Prices for spot shipments of the crop nutrient from Port Metro Vancouver recently slipped $20 (U.S.) to less than $400 a tonne, while there are preliminary signs of market softness elsewhere, including slightly discounted potash prices on rail shipments to China, Patricia Mohr, vice-president and commodity market specialist at Bank of Nova Scotia, said in an interview Thursday.

Russia’s OAO Uralkali announced on July 30 it was abandoning Belarusian Potash Co., a joint venture with rival Belaruskali of Belarus and one of the two largest marketing groups for potash, a mineral used on farms to boost crop yields. Analysts have warned that increased competition following the breakup would lower potash prices by late 2013.

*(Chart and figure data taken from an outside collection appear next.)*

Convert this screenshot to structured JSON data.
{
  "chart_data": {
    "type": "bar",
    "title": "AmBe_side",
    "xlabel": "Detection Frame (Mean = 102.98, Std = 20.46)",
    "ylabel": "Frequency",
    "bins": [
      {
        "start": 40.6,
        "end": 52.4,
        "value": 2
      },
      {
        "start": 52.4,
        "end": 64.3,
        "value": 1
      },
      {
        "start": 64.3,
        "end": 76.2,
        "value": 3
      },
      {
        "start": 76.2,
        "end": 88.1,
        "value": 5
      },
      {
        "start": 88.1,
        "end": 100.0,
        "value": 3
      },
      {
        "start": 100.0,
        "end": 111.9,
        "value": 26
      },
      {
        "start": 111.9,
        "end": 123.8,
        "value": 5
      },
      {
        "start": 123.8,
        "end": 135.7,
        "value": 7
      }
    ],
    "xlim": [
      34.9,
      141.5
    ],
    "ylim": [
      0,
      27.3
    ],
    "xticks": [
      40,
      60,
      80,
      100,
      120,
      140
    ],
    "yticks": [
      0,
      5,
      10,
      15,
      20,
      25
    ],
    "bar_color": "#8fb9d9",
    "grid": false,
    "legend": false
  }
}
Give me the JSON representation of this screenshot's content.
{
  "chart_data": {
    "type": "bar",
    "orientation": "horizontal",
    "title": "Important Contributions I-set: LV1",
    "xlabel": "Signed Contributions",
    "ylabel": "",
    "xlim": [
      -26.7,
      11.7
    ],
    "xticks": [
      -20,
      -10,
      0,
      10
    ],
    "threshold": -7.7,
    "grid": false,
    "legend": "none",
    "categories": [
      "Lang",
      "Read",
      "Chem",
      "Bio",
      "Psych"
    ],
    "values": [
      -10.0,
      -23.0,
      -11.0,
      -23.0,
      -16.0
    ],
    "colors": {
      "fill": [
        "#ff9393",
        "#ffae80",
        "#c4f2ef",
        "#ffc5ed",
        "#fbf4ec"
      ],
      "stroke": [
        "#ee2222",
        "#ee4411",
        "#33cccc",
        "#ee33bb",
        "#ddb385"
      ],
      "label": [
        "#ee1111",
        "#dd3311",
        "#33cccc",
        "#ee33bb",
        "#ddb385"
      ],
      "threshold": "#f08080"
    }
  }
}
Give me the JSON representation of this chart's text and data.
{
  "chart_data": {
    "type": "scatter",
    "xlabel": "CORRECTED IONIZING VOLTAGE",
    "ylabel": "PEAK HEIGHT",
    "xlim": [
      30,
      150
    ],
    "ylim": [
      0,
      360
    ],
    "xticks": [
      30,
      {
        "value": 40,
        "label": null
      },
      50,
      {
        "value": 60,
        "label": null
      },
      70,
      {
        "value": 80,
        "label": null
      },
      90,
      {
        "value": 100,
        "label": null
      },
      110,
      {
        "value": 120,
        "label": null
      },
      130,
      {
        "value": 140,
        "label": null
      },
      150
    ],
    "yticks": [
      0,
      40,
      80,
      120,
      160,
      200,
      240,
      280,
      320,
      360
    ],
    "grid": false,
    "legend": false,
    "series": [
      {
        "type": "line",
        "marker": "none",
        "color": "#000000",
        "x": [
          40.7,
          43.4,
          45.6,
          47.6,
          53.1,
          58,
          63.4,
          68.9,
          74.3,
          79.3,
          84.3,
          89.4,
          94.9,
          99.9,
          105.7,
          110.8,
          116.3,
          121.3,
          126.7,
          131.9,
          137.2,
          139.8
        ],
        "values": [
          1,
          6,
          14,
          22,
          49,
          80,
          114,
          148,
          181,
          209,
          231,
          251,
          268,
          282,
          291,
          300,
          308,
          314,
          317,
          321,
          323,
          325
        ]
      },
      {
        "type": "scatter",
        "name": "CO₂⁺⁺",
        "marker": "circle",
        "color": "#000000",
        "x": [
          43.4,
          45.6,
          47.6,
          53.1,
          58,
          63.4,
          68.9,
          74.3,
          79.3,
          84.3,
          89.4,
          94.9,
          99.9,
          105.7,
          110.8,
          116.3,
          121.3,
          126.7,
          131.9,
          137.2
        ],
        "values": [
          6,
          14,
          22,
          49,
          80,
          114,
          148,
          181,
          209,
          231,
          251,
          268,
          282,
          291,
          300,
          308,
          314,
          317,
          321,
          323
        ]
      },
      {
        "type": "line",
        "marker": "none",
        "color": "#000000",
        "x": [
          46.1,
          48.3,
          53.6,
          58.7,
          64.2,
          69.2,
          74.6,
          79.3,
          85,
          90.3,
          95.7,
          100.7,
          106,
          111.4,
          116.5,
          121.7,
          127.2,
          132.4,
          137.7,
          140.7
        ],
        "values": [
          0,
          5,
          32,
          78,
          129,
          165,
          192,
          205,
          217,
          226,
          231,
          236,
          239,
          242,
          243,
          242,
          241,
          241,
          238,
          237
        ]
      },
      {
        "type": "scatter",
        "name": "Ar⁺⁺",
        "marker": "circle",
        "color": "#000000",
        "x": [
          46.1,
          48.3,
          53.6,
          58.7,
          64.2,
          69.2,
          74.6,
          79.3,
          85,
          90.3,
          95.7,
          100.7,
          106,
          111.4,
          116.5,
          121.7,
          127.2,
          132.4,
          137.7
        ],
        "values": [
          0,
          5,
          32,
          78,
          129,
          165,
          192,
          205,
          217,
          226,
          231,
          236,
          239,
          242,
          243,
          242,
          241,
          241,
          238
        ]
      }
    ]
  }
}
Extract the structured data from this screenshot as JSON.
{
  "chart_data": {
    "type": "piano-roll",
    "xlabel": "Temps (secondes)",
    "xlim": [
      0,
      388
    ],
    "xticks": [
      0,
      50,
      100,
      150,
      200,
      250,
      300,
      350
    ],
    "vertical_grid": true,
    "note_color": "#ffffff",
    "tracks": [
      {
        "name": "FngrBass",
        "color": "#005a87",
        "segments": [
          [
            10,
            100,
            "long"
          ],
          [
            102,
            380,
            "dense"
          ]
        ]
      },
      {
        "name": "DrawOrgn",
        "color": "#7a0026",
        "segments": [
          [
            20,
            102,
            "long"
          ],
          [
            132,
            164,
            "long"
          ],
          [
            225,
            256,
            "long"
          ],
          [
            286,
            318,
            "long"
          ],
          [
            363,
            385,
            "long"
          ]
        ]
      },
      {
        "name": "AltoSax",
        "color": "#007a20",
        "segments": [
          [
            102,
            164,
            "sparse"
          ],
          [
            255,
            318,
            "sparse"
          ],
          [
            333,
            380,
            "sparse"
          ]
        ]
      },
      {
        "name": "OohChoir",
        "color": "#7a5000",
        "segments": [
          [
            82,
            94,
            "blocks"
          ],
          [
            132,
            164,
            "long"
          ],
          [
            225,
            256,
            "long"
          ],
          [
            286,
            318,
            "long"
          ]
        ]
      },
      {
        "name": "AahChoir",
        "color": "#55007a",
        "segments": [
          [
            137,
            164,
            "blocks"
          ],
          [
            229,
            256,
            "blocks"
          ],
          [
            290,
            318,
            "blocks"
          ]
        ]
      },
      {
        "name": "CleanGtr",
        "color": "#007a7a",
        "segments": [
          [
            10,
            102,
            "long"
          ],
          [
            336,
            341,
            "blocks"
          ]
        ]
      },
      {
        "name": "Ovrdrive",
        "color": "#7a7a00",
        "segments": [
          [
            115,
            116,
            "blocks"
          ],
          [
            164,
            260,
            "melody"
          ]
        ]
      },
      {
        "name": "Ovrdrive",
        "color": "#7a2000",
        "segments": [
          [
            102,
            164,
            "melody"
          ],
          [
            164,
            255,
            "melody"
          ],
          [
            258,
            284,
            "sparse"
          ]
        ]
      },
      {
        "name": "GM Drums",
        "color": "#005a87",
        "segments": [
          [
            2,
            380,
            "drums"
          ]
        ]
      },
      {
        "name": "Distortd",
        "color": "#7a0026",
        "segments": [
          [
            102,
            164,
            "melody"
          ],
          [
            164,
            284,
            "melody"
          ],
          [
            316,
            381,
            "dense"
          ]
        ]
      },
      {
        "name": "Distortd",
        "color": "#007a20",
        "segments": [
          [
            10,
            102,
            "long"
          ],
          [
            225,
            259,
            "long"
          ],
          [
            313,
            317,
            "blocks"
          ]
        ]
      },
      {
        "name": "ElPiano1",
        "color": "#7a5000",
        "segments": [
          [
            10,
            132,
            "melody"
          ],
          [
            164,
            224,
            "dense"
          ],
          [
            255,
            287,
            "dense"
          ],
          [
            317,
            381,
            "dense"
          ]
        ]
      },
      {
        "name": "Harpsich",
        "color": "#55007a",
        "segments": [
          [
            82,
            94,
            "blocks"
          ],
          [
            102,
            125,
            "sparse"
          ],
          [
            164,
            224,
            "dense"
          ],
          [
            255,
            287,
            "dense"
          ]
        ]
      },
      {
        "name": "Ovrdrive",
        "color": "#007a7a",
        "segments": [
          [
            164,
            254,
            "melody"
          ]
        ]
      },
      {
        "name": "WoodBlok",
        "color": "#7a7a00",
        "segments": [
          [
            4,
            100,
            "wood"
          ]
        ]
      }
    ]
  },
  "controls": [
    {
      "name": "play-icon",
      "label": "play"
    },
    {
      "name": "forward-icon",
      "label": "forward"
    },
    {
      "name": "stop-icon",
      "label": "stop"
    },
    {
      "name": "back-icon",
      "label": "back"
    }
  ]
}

“We can’t be too precise about forecasts because there are a variety of different kinds of prices to different buyers, and some of them are spot and some of them are contract,” Ms. Mohr said. However, she added that the stage has been set for lower potash prices over the next six months, perhaps trading around $350 a tonne in early 2014.

Some analysts have said potash prices will decrease almost 20 per cent between now and next spring, perhaps falling roughly to a range of $325 to $350 a tonne, depending on the contract and region.

“There aren’t many pricing data points in the system, so we don’t know the magnitude of the fall yet, and we don’t know the competitive response yet,” BMO Nesbitt Burns Inc. analyst Joel Jackson said Thursday. “There is ambiguity. We have buyers around the world, waiting to see where potash prices will go.”

Ms. Mohr at Scotiabank said she doubts sales contracts to China and India will tumble below $300 a tonne because as prices soften toward $350, some buyers will be tempted to place orders.